When I founded the company seven years ago, I didn’t establish the business systems so that people could join the team and plug and play. Instead, I was having to mentor or teach everyone who came to the organization. While it may be fun to do, it can certainly be very exhausting.
I was not a coffee drinker before I started the business, but I reached two plus cups of coffee a day and had no time to do anything I liked to do. Around that time I went to a meeting with other business owners, and we were all commiserating about how there’s no such thing as work-life balance, it’s work-life blend. I recognized this about myself and realized I needed to change.
Because the business is fairly unique, it takes experience and instinct to serve the client. Once our business verticals became more broad, it would have benefited me and the business to focus more on developing systems, instead of just waking up and running through the jungle all day trying to get everything done, trying to complete all the work that’s on the priority list.
The greatest lesson that I’ve learned is that success is systems driven, not hero driven.
It’s a really important lesson because so many of us try to focus on results, and shoulder a very heavy burden to reach a goal instead of using the resources around us.
If you’re consumed by your business and you’re obsessed with your business in such a way that you never, ever want to let anyone down, that’s a really good quality. But there’s a lot of ways to work within a system so as to meet more people’s needs rather than just relying on your own bandwidth.
As an expert in this field, I would have benefited much more quickly from accelerated growth had I taken the time to invest and teach others, rather than be the expert and carry the business for a number of years. Eventually I did take the time to really work with and teach those around me, so that we were all oriented and moving in the same direction, versus everyone running hard in their own lanes. By making those changes the firm had the ability to handle more clients and more client requests, and I had two of the most important things that a business owner needs to accumulate — time and money.

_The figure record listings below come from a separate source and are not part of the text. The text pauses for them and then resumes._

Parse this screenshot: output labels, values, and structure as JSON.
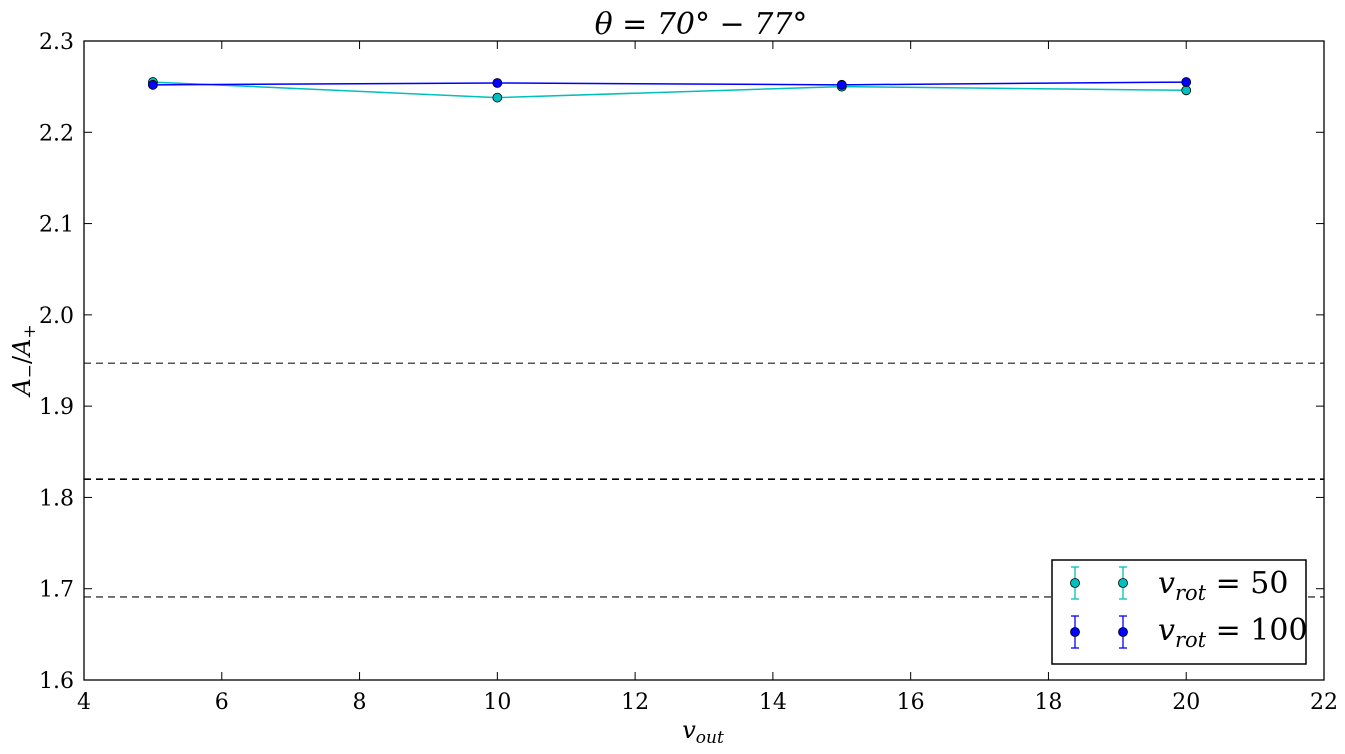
{
  "chart_data": {
    "type": "line",
    "title": "θ = 70° − 77°",
    "xlabel": "v_out",
    "ylabel": "A₋/A₊",
    "xlim": [
      4,
      22
    ],
    "ylim": [
      1.6,
      2.3
    ],
    "xticks": [
      4,
      6,
      8,
      10,
      12,
      14,
      16,
      18,
      20,
      22
    ],
    "yticks": [
      1.6,
      1.7,
      1.8,
      1.9,
      2.0,
      2.1,
      2.2,
      2.3
    ],
    "xtick_labels": [
      "4",
      "6",
      "8",
      "10",
      "12",
      "14",
      "16",
      "18",
      "20",
      "22"
    ],
    "ytick_labels": [
      "1.6",
      "1.7",
      "1.8",
      "1.9",
      "2.0",
      "2.1",
      "2.2",
      "2.3"
    ],
    "grid": false,
    "legend_position": "bottom-right",
    "x": [
      5,
      10,
      15,
      20
    ],
    "series": [
      {
        "name": "v_rot = 50",
        "color": "#00bfbf",
        "values": [
          2.255,
          2.238,
          2.25,
          2.246
        ]
      },
      {
        "name": "v_rot = 100",
        "color": "#0000ff",
        "values": [
          2.252,
          2.254,
          2.252,
          2.255
        ]
      }
    ],
    "reference_lines": [
      {
        "y": 1.947,
        "style": "dashed",
        "color": "#555555"
      },
      {
        "y": 1.82,
        "style": "dashed",
        "color": "#000000"
      },
      {
        "y": 1.691,
        "style": "dashed",
        "color": "#555555"
      }
    ]
  },
  "legend": {
    "entries": [
      {
        "var": "v",
        "sub": "rot",
        "rest": " = 50"
      },
      {
        "var": "v",
        "sub": "rot",
        "rest": " = 100"
      }
    ]
  },
  "labels": {
    "title": "θ = 70° − 77°",
    "x_var": "v",
    "x_sub": "out",
    "y_a1": "A",
    "y_s1": "−",
    "y_slash": "/",
    "y_a2": "A",
    "y_s2": "+"
  }
}
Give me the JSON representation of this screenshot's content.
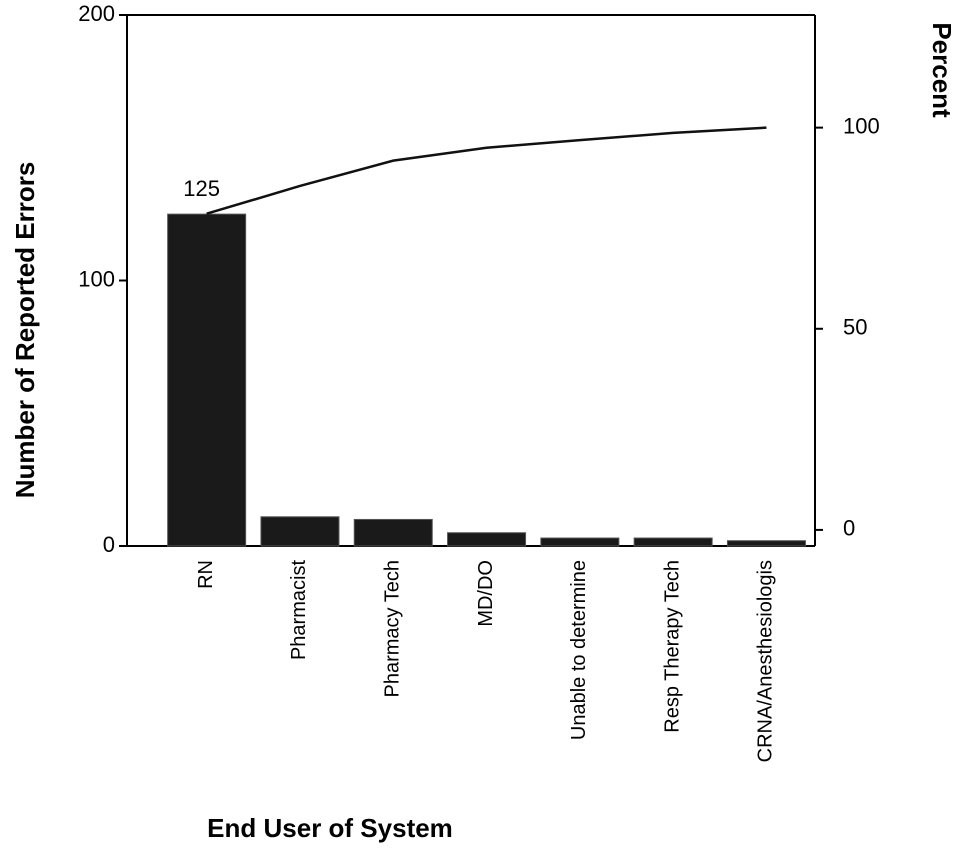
{
  "chart_data": {
    "type": "bar",
    "x_label": "End User of System",
    "y_label": "Number of Reported Errors",
    "y2_label": "Percent",
    "categories": [
      "RN",
      "Pharmacist",
      "Pharmacy Tech",
      "MD/DO",
      "Unable to determine",
      "Resp Therapy Tech",
      "CRNA/Anesthesiologis"
    ],
    "series": [
      {
        "type": "bar",
        "color": "#1a1a1a",
        "values": [
          125,
          11,
          10,
          5,
          3,
          3,
          2
        ]
      },
      {
        "type": "line",
        "axis": "y2",
        "color": "#111111",
        "values": [
          78.6,
          85.5,
          91.8,
          95.0,
          96.9,
          98.7,
          100
        ]
      }
    ],
    "value_label_series": 0,
    "value_label_index": 0,
    "ylim": [
      0,
      200
    ],
    "yticks": [
      0,
      100,
      200
    ],
    "y2lim": [
      -4,
      128
    ],
    "y2ticks": [
      0,
      50,
      100
    ]
  }
}
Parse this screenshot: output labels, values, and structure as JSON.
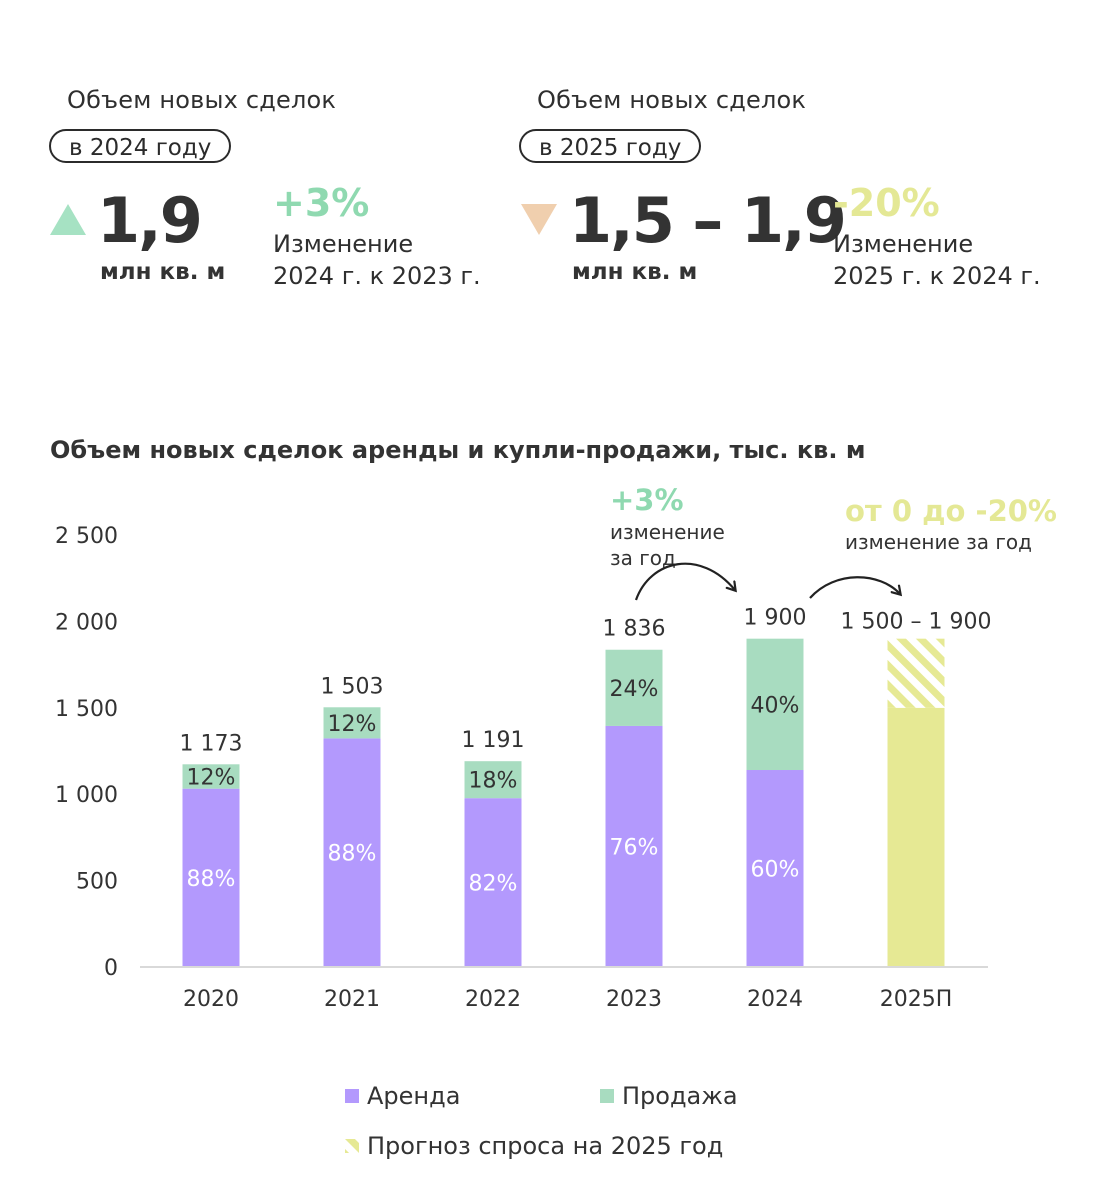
{
  "colors": {
    "rent": "#b399fd",
    "sale": "#a8dcc0",
    "forecast": "#e6e994",
    "up": "#a6e2c3",
    "down": "#f0cfae",
    "green_text": "#8fd9b0",
    "yellow_text": "#e4e895",
    "dark": "#333333"
  },
  "kpi": [
    {
      "label": "Объем новых сделок",
      "year_pill": "в 2024 году",
      "arrow": "up-triangle-icon",
      "value": "1,9",
      "unit": "млн кв. м",
      "delta": "+3%",
      "delta_desc": "Изменение\n2024 г. к 2023 г."
    },
    {
      "label": "Объем новых сделок",
      "year_pill": "в 2025 году",
      "arrow": "down-triangle-icon",
      "value": "1,5 – 1,9",
      "unit": "млн кв. м",
      "delta": "-20%",
      "delta_desc": "Изменение\n2025 г. к 2024 г."
    }
  ],
  "chart_data": {
    "type": "bar",
    "stacked": true,
    "title": "Объем новых сделок аренды и купли-продажи, тыс. кв. м",
    "categories": [
      "2020",
      "2021",
      "2022",
      "2023",
      "2024",
      "2025П"
    ],
    "ylim": [
      0,
      2500
    ],
    "yticks": [
      0,
      500,
      1000,
      1500,
      2000,
      2500
    ],
    "ytick_labels": [
      "0",
      "500",
      "1 000",
      "1 500",
      "2 000",
      "2 500"
    ],
    "totals": [
      1173,
      1503,
      1191,
      1836,
      1900,
      null
    ],
    "total_labels": [
      "1 173",
      "1 503",
      "1 191",
      "1 836",
      "1 900",
      "1 500 – 1 900"
    ],
    "series": [
      {
        "name": "Аренда",
        "values": [
          1032,
          1323,
          977,
          1395,
          1140,
          null
        ],
        "share_labels": [
          "88%",
          "88%",
          "82%",
          "76%",
          "60%",
          ""
        ]
      },
      {
        "name": "Продажа",
        "values": [
          141,
          180,
          214,
          441,
          760,
          null
        ],
        "share_labels": [
          "12%",
          "12%",
          "18%",
          "24%",
          "40%",
          ""
        ]
      }
    ],
    "forecast": {
      "name": "Прогноз спроса на 2025 год",
      "low": 1500,
      "high": 1900
    },
    "annotations": [
      {
        "value": "+3%",
        "text": "изменение\nза год"
      },
      {
        "value": "от 0 до -20%",
        "text": "изменение за год"
      }
    ],
    "legend": "bottom-center",
    "grid": false
  }
}
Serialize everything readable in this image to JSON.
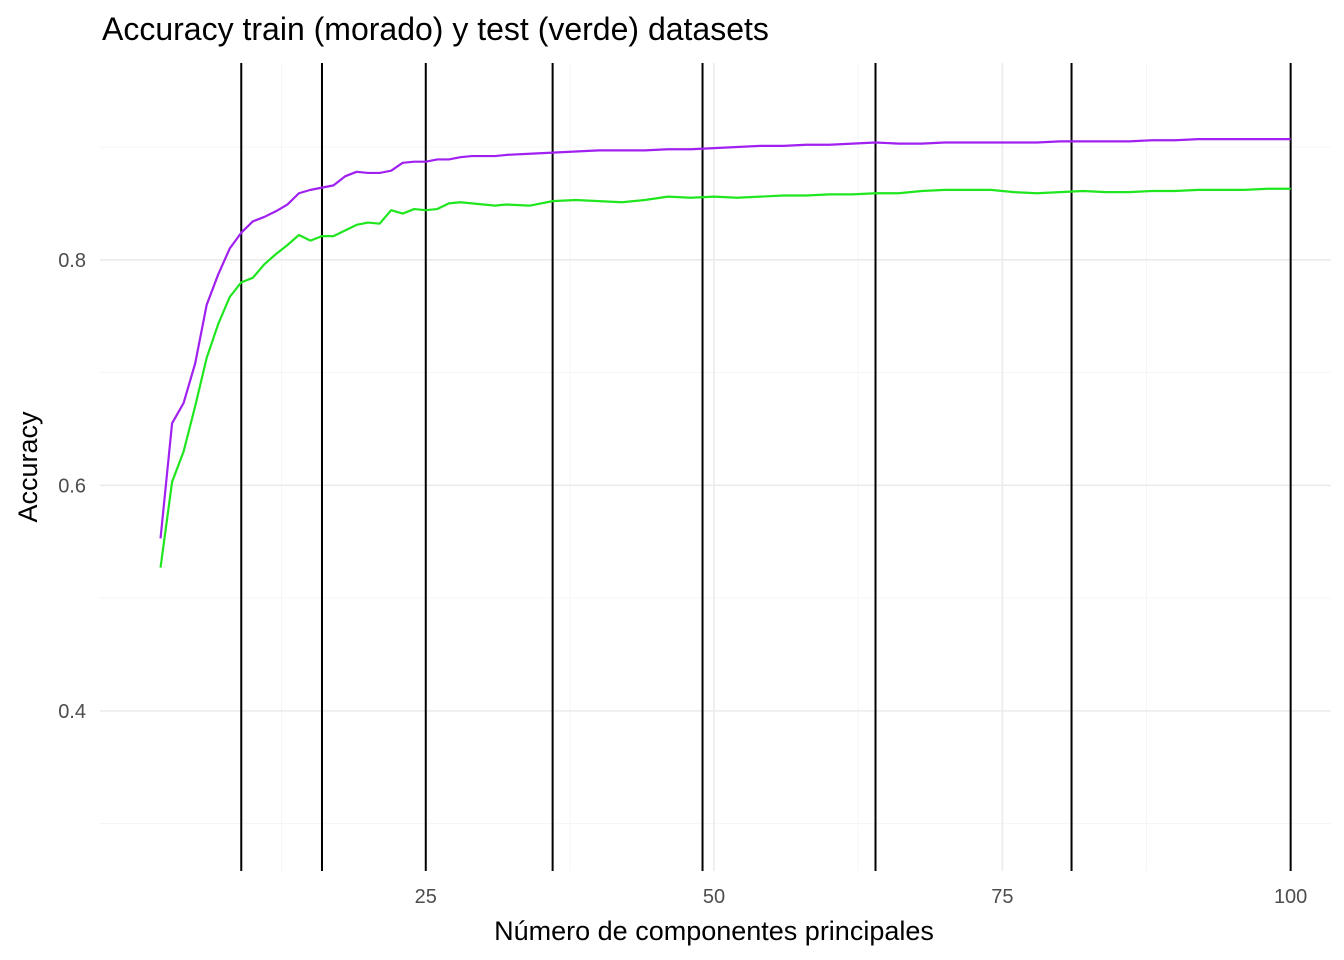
{
  "chart_data": {
    "type": "line",
    "title": "Accuracy train (morado) y test (verde) datasets",
    "xlabel": "Número de componentes principales",
    "ylabel": "Accuracy",
    "xlim": [
      -3.25,
      103.5
    ],
    "ylim": [
      0.258,
      0.9745
    ],
    "x_ticks": [
      {
        "value": 25,
        "label": "25"
      },
      {
        "value": 50,
        "label": "50"
      },
      {
        "value": 75,
        "label": "75"
      },
      {
        "value": 100,
        "label": "100"
      }
    ],
    "y_ticks": [
      {
        "value": 0.4,
        "label": "0.4"
      },
      {
        "value": 0.6,
        "label": "0.6"
      },
      {
        "value": 0.8,
        "label": "0.8"
      }
    ],
    "grid": true,
    "vlines": [
      9,
      16,
      25,
      36,
      49,
      64,
      81,
      100
    ],
    "series": [
      {
        "color": "#a020f0",
        "x": [
          2,
          3,
          4,
          5,
          6,
          7,
          8,
          9,
          10,
          11,
          12,
          13,
          14,
          15,
          16,
          17,
          18,
          19,
          20,
          21,
          22,
          23,
          24,
          25,
          26,
          27,
          28,
          29,
          30,
          31,
          32,
          34,
          36,
          38,
          40,
          42,
          44,
          46,
          48,
          50,
          52,
          54,
          56,
          58,
          60,
          62,
          64,
          66,
          68,
          70,
          72,
          74,
          76,
          78,
          80,
          82,
          84,
          86,
          88,
          90,
          92,
          94,
          96,
          98,
          100
        ],
        "y": [
          0.553,
          0.655,
          0.673,
          0.708,
          0.76,
          0.787,
          0.81,
          0.824,
          0.834,
          0.838,
          0.843,
          0.849,
          0.859,
          0.862,
          0.864,
          0.866,
          0.874,
          0.878,
          0.877,
          0.877,
          0.879,
          0.886,
          0.887,
          0.887,
          0.889,
          0.889,
          0.891,
          0.892,
          0.892,
          0.892,
          0.893,
          0.894,
          0.895,
          0.896,
          0.897,
          0.897,
          0.897,
          0.898,
          0.898,
          0.899,
          0.9,
          0.901,
          0.901,
          0.902,
          0.902,
          0.903,
          0.904,
          0.903,
          0.903,
          0.904,
          0.904,
          0.904,
          0.904,
          0.904,
          0.905,
          0.905,
          0.905,
          0.905,
          0.906,
          0.906,
          0.907,
          0.907,
          0.907,
          0.907,
          0.907
        ]
      },
      {
        "color": "#1fe61f",
        "x": [
          2,
          3,
          4,
          5,
          6,
          7,
          8,
          9,
          10,
          11,
          12,
          13,
          14,
          15,
          16,
          17,
          18,
          19,
          20,
          21,
          22,
          23,
          24,
          25,
          26,
          27,
          28,
          29,
          30,
          31,
          32,
          34,
          36,
          38,
          40,
          42,
          44,
          46,
          48,
          50,
          52,
          54,
          56,
          58,
          60,
          62,
          64,
          66,
          68,
          70,
          72,
          74,
          76,
          78,
          80,
          82,
          84,
          86,
          88,
          90,
          92,
          94,
          96,
          98,
          100
        ],
        "y": [
          0.527,
          0.603,
          0.63,
          0.67,
          0.713,
          0.743,
          0.767,
          0.78,
          0.784,
          0.796,
          0.805,
          0.813,
          0.822,
          0.817,
          0.821,
          0.821,
          0.826,
          0.831,
          0.833,
          0.832,
          0.844,
          0.841,
          0.845,
          0.844,
          0.845,
          0.85,
          0.851,
          0.85,
          0.849,
          0.848,
          0.849,
          0.848,
          0.852,
          0.853,
          0.852,
          0.851,
          0.853,
          0.856,
          0.855,
          0.856,
          0.855,
          0.856,
          0.857,
          0.857,
          0.858,
          0.858,
          0.859,
          0.859,
          0.861,
          0.862,
          0.862,
          0.862,
          0.86,
          0.859,
          0.86,
          0.861,
          0.86,
          0.86,
          0.861,
          0.861,
          0.862,
          0.862,
          0.862,
          0.863,
          0.863
        ]
      }
    ]
  }
}
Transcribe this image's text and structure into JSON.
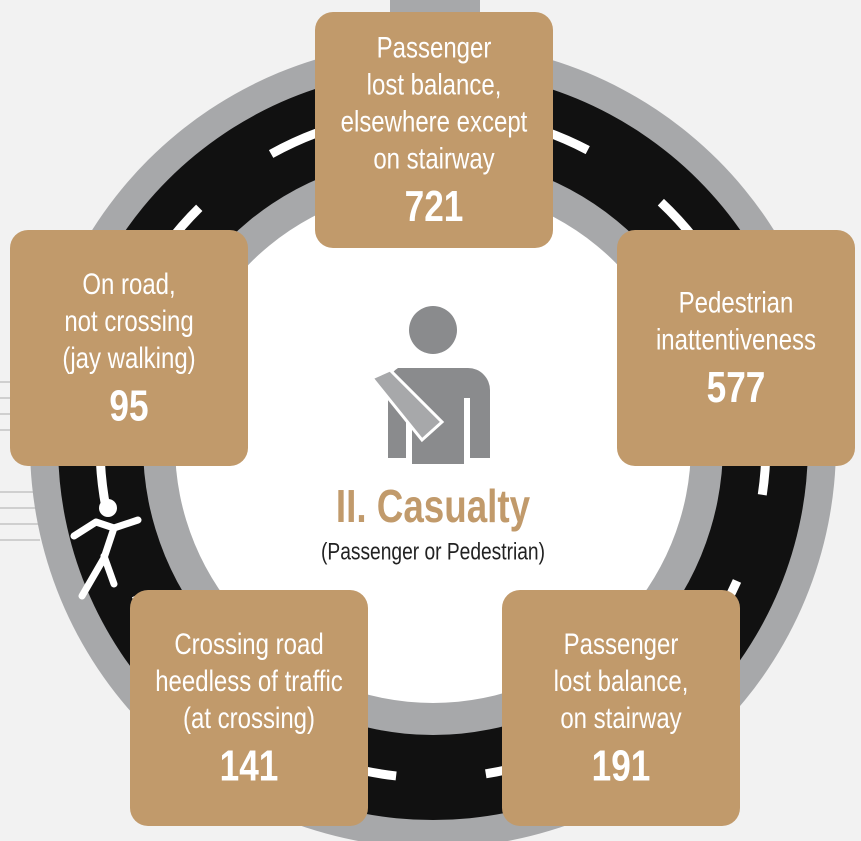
{
  "title": "II. Casualty",
  "subtitle": "(Passenger or Pedestrian)",
  "nodes": [
    {
      "label": [
        "Passenger",
        "lost balance,",
        "elsewhere except",
        "on stairway"
      ],
      "value": "721"
    },
    {
      "label": [
        "Pedestrian",
        "inattentiveness"
      ],
      "value": "577"
    },
    {
      "label": [
        "Passenger",
        "lost balance,",
        "on stairway"
      ],
      "value": "191"
    },
    {
      "label": [
        "Crossing road",
        "heedless of traffic",
        "(at crossing)"
      ],
      "value": "141"
    },
    {
      "label": [
        "On road,",
        "not crossing",
        "(jay walking)"
      ],
      "value": "95"
    }
  ]
}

I think most small business owners are technicians first. It’s not easy to move from being a technician, to managing and then leading a business. Many of us get caught up in performing the work and working in the business instead of on the business. And when you finally reach that point of exhaustion, then you realize that you need to be able to delegate and empower others to do the work and grow. But that only happens when you have sound, adequate systems that can support growth, and particularly the quality with which you want to create output.